Haim Geron, a witness in the corruption trial of former prime minister Benjamin Netanyahu, was one of the two Israelis killed in a light plane crash in Greece on Monday. The other was his wife, Esti.
The names of the Geron couple, the only two casualties of the crash, were cleared for publication on Tuesday.
Geron was a past deputy director-general for engineering and licensing at the Communications Ministry.
Greek media said the two Israelis were flying a single-engine plane when the light aircraft went down off the island of Samos, near Turkey. A coastguard official told Reuters the two bodies were recovered from the scene of the crash.
It was not clear what caused the crash, but Greek media said the Cessna 172 plane appeared to have suffered a technical problem and disappeared from radar.
Netanyahu is on trial for three corruption cases known as Case 1000, Case 2000, and Case 4000. In Case 4000, the most serious of the three, Netanyahu is alleged to have abused his powers when he served as both premier and communications minister from 2014 to 2017.
Netanyahu is accused of using his position in order to illicitly and very lucratively benefit the business interests of Shaul Elovitch, the controlling shareholder of the telecom company Bezeq. In exchange, Elovitch allegedly provided Netanyahu and his family with positive coverage on the Elovitch-owned Walla news website, including allowing the then-prime minister’s associates and family members to dictate editorial content and policy on a regular basis.

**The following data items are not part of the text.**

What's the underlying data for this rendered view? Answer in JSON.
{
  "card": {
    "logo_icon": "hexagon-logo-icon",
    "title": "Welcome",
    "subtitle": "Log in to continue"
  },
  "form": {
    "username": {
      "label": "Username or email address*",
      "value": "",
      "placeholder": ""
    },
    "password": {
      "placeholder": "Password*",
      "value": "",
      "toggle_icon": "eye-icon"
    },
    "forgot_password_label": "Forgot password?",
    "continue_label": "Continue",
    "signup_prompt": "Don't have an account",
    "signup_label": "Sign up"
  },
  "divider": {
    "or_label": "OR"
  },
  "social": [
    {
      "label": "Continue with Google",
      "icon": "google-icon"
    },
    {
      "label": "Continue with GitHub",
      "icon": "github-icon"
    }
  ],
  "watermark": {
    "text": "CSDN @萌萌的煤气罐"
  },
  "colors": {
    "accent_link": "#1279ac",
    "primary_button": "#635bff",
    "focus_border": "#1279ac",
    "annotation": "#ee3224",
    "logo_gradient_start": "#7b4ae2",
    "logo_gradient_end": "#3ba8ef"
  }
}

Then-prime minister Benjamin Netanyahu seen as he arrives for a court hearing at the District Court in Jerusalem on April 5, 2021. (Oren Ben Hakoon/POOL)
In May 2020, Geron, an attorney by training, spoke with Radio 103FM about the testimony he had given in the Netanyahu trial and said it related to the development of the country’s optical fiber infrastructure, the communications industry, and telephone services. Probed as to whether he had ever witnessed any criminal activity at the ministry, Geron respond that “the court is the only one that can determine if something is criminal or not.”
He stressed that he was not questioned about the Bezeq-Yes deal, which is a key element of the trial. That deal, which went ahead in 2015, was worth hundreds of millions of dollars to Elovitch, according to the state prosecution, and Netanyahu’s alleged intervention to approve it as communications minister was part of his illicit quid pro quid arrangement with Elovitch, according to the charges.
The Netanyahu trial resumed on Monday with the continued cross-examination of key state witness former Walla website CEO Ilan Yeshua.
Case 1000 involves allegations that Netanyahu receiving illicit gifts from billionaire benefactors. Case 2000 involves a separate alleged quid pro quo deal with the publisher of the Yedioth Ahronoth daily, Arnon Mozes, for positive media coverage in exchange for legislation weakening a rival newspaper.